Why is the time difference not evaluating correctly?

aohls
Contributor

I am working to find the difference between two events and have the following:

| stats earliest(_time) as startTime, latest(_time) as endTime by JobName
| eval time=strftime(_time, "%H:%M:%S")
| eval runTime=(endTime-startTime)
| eval runTime=strftime(runTime,"%H:%M:%S")
| table JobName, runTime

I am getting back a runTime of 22:43:35, which is not what I expect or want. I would like the time to show starting from 0, I want the runTime to show in a format of 03:23:00; 3 hours and 23 minutes.

0 Karma

woodcock
Esteemed Legend

Try this:

... | stats range(_time) AS runTime BY JobName
| table JobName, runTime
| fieldformat runTime = tostring(runTime, "duration")
0 Karma

somesoni2
Revered Legend

Give this a try

| stats earliest(_time) as startTime, latest(_time) as endTime by JobName
| eval time=strftime(_time, "%H:%M:%S")
| eval runTime=(endTime-startTime)
| eval runTime=tostring(runTime,"duration")
| table JobName, runTime
0 Karma

sumanssah
Communicator

Minor Revisions 😛

| stats earliest(_time) as startTime, latest(_time) as endTime by JobName
| eval runTime=(endTime-startTime)
| eval time=strftime(runTime, "%H:%M:%S")
| table JobName, time
0 Karma

VatsalJagani
SplunkTrust
SplunkTrust

Yeah, tostring(runTime,"duration") should work.

0 Karma

aohls
Contributor

Would this mean that I cannot use the runTime in a timechart? The runTime is the running of jobs and I was looking to show the daily runs to graph over time.

0 Karma

FrankVl
Ultra Champion

runtime is just the number of seconds between start and end time. Not sure how you envisioned timecharting that 🙂
You might want to take a look at visualization add-ons that are perhaps more suitable for displaying job runtimes over time. e.g.: https://splunkbase.splunk.com/app/3120/

Also: not sure what that | eval time=strftime(_time, "%H:%M:%S") is doing there, as there is no _time field anymore after that stats command. But then again, you're not using that field anyway.

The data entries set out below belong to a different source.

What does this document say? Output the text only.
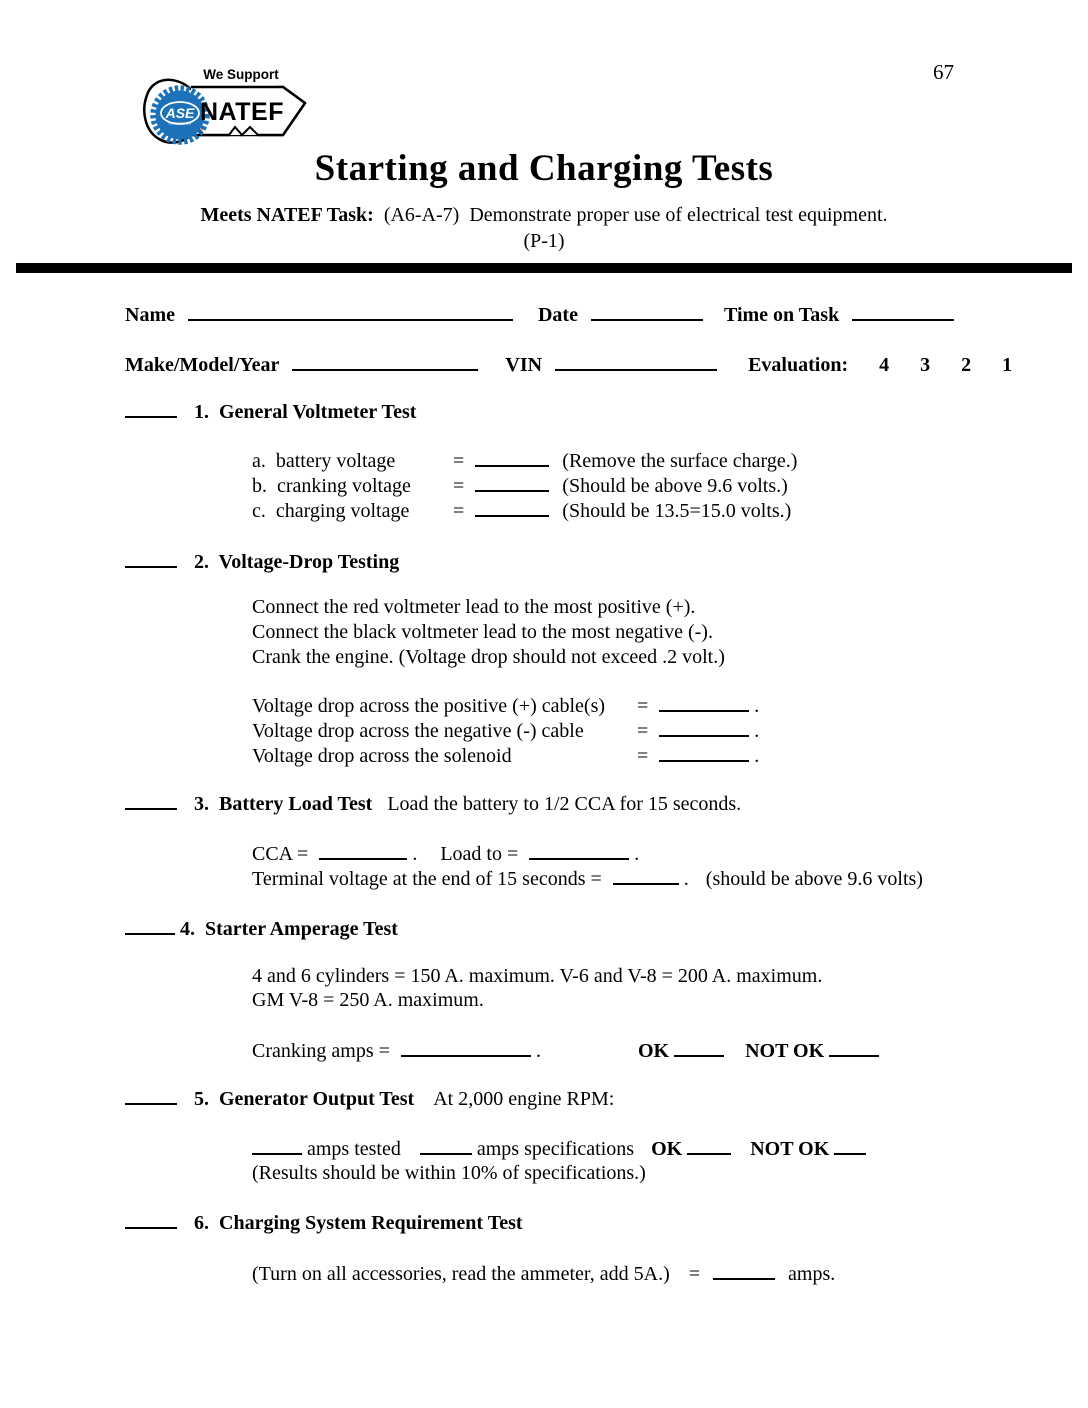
67
ASE
CERTIFIED
®
We Support
NATEF
Starting and Charging Tests
Meets NATEF Task:  (A6-A-7)  Demonstrate proper use of electrical test equipment.
(P-1)
Name	Date	Time on Task
Make/Model/Year	VIN	Evaluation: 4 3 2 1
1.  General Voltmeter Test
a.  battery voltage	=	(Remove the surface charge.)
b.  cranking voltage =	(Should be above 9.6 volts.)
c.  charging voltage =	(Should be 13.5=15.0 volts.)
2.  Voltage-Drop Testing
Connect the red voltmeter lead to the most positive (+).
Connect the black voltmeter lead to the most negative (-).
Crank the engine. (Voltage drop should not exceed .2 volt.)
Voltage drop across the positive (+) cable(s) =	.
Voltage drop across the negative (-) cable	=	.
Voltage drop across the solenoid	=	.
3.  Battery Load Test Load the battery to 1/2 CCA for 15 seconds.
CCA =	. Load to =	.
Terminal voltage at the end of 15 seconds =	. (should be above 9.6 volts)
4.  Starter Amperage Test
4 and 6 cylinders = 150 A. maximum. V-6 and V-8 = 200 A. maximum.
GM V-8 = 250 A. maximum.
Cranking amps =	.	OK	NOT OK
5.  Generator Output Test At 2,000 engine RPM:
amps tested	amps specifications OK	NOT OK
(Results should be within 10% of specifications.)
6.  Charging System Requirement Test
(Turn on all accessories, read the ammeter, add 5A.) =	amps.
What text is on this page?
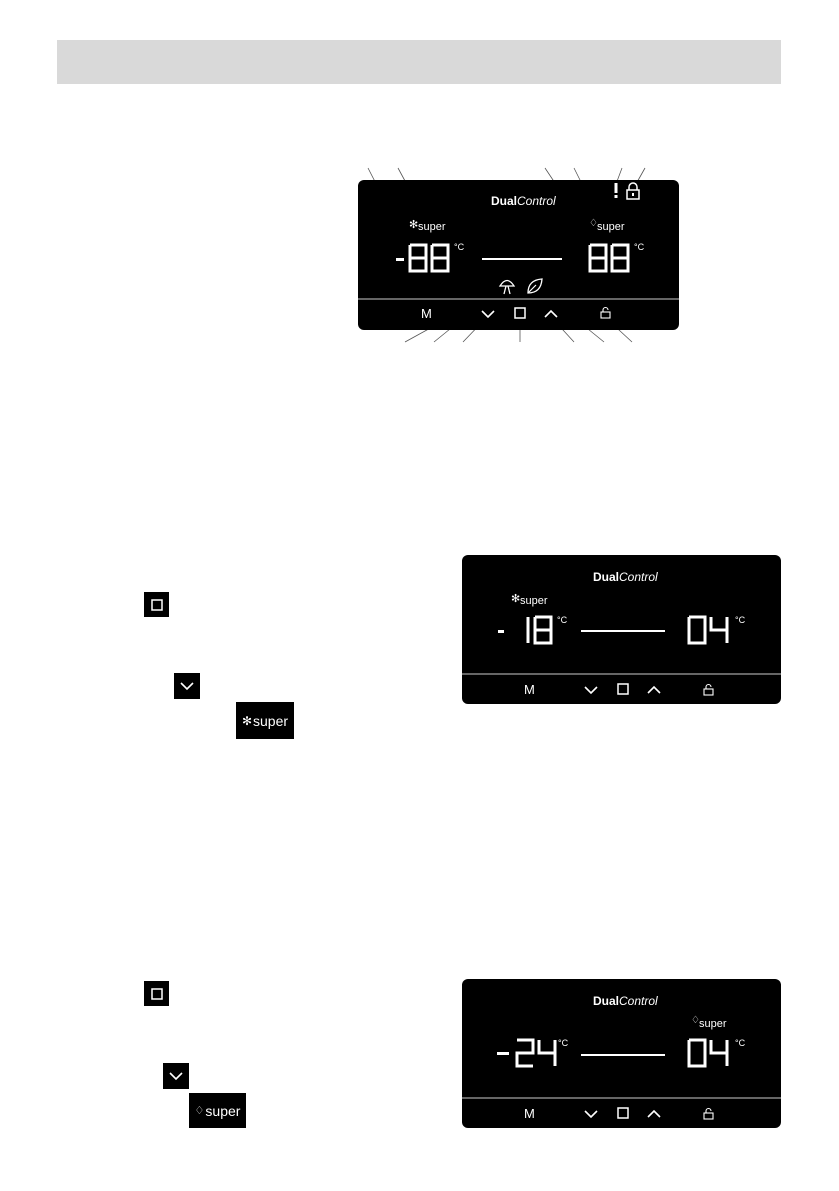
DualControl
✻ super
°C
♢ super
°C
M
✻ super
DualControl
✻ super
°C	°C
M
♢ super
DualControl
°C
♢ super
°C
M
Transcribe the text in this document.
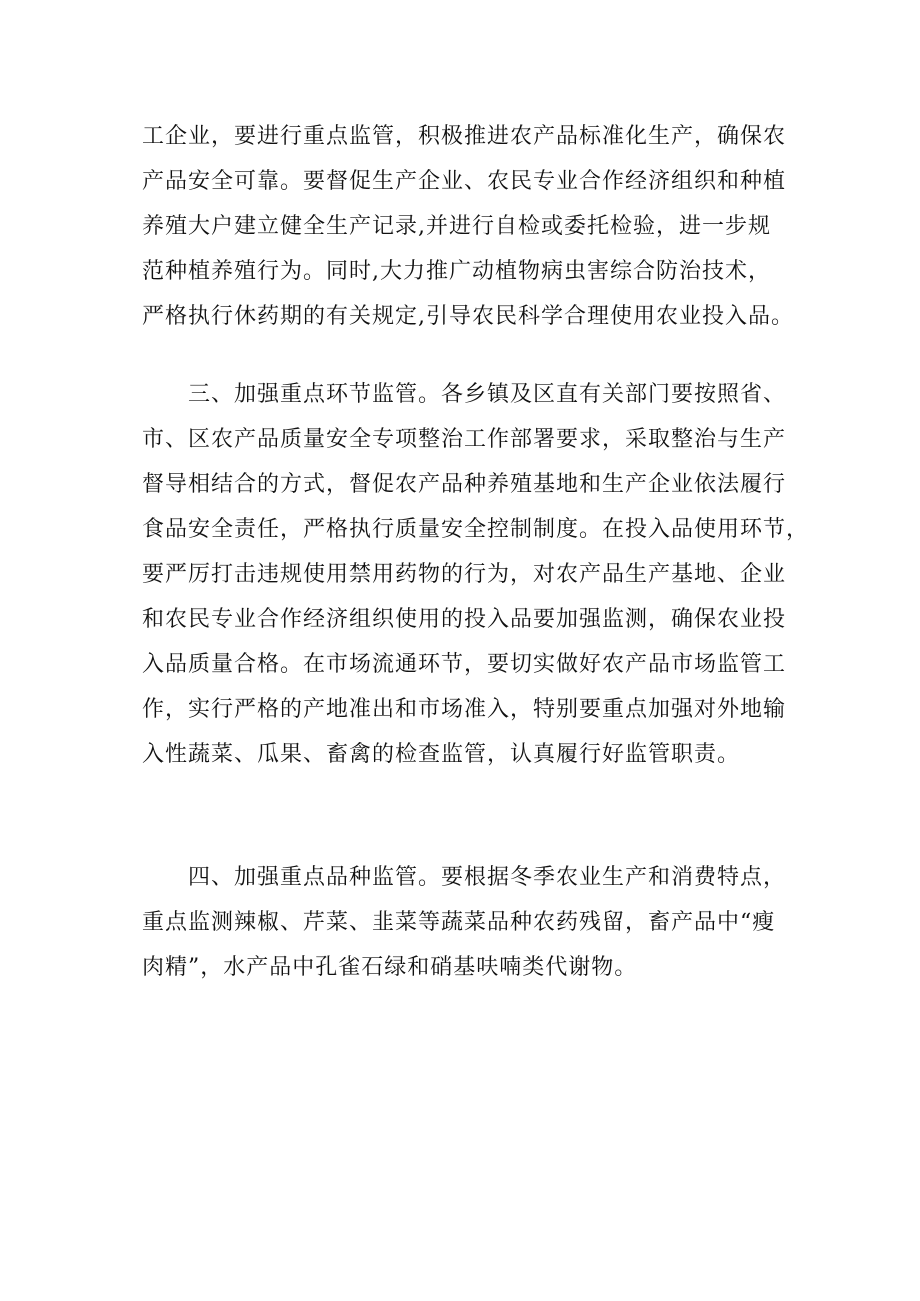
工企业，要进行重点监管，积极推进农产品标准化生产，确保农
产品安全可靠。要督促生产企业、农民专业合作经济组织和种植
养殖大户建立健全生产记录,并进行自检或委托检验，进一步规
范种植养殖行为。同时,大力推广动植物病虫害综合防治技术，
严格执行休药期的有关规定,引导农民科学合理使用农业投入品。
三、加强重点环节监管。各乡镇及区直有关部门要按照省、
市、区农产品质量安全专项整治工作部署要求，采取整治与生产
督导相结合的方式，督促农产品种养殖基地和生产企业依法履行
食品安全责任，严格执行质量安全控制制度。在投入品使用环节，
要严厉打击违规使用禁用药物的行为，对农产品生产基地、企业
和农民专业合作经济组织使用的投入品要加强监测，确保农业投
入品质量合格。在市场流通环节，要切实做好农产品市场监管工
作，实行严格的产地准出和市场准入，特别要重点加强对外地输
入性蔬菜、瓜果、畜禽的检查监管，认真履行好监管职责。
四、加强重点品种监管。要根据冬季农业生产和消费特点，
重点监测辣椒、芹菜、韭菜等蔬菜品种农药残留，畜产品中“瘦
肉精”，水产品中孔雀石绿和硝基呋喃类代谢物。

PS: you could also do | stats range(_time) as runTime by JobName| eval runTime=tostring(runTime,"duration") . But if you really want to visualize the job run on a timescale, you are probably going to need those start and end time values.

0 Karma

aohls
Contributor

That makes sense. The idea was that these jobs run every day so I wanted to keep track of the run time to chart how long it is taking over time; really to trend the items over time.

0 Karma

FrankVl
Ultra Champion

You could of course just timechart the daily runtime value by assigning _time = startTime and then running a timechart with a span=1d. That doesn't visualize when the job started and stopped exactly (I thought that is what you were after), but does allow you to show a line/bar chart to show the runtime trend over time.

For example:

| stats earliest(_time) as startTime, latest(_time) as endTime by JobName
| eval _time=startTime
| eval runTime=(endTime-startTime)
| timechart span=1d avg(runTime) as runTime by jobName

Note: this charts the runtime as a number of seconds. If jobs typically take several minutes or hours to run, you might be better of displaying it as number of minutes. For example:

| stats earliest(_time) as startTime, latest(_time) as endTime by JobName
| eval _time=startTime
| eval runTime=round((endTime-startTime)/60,1)
| timechart span=1d avg(runTime) as runTime by jobName
0 Karma

VatsalJagani
SplunkTrust
SplunkTrust

runTime was in seconds, after using tostring we have converted into string. You can use integer in timechart not string.
But I don't think timechart will fit here, you can use Timeline visualization.

0 Karma

aohls
Contributor

@somesoni2 That worked perfect and exactly what I was looking for.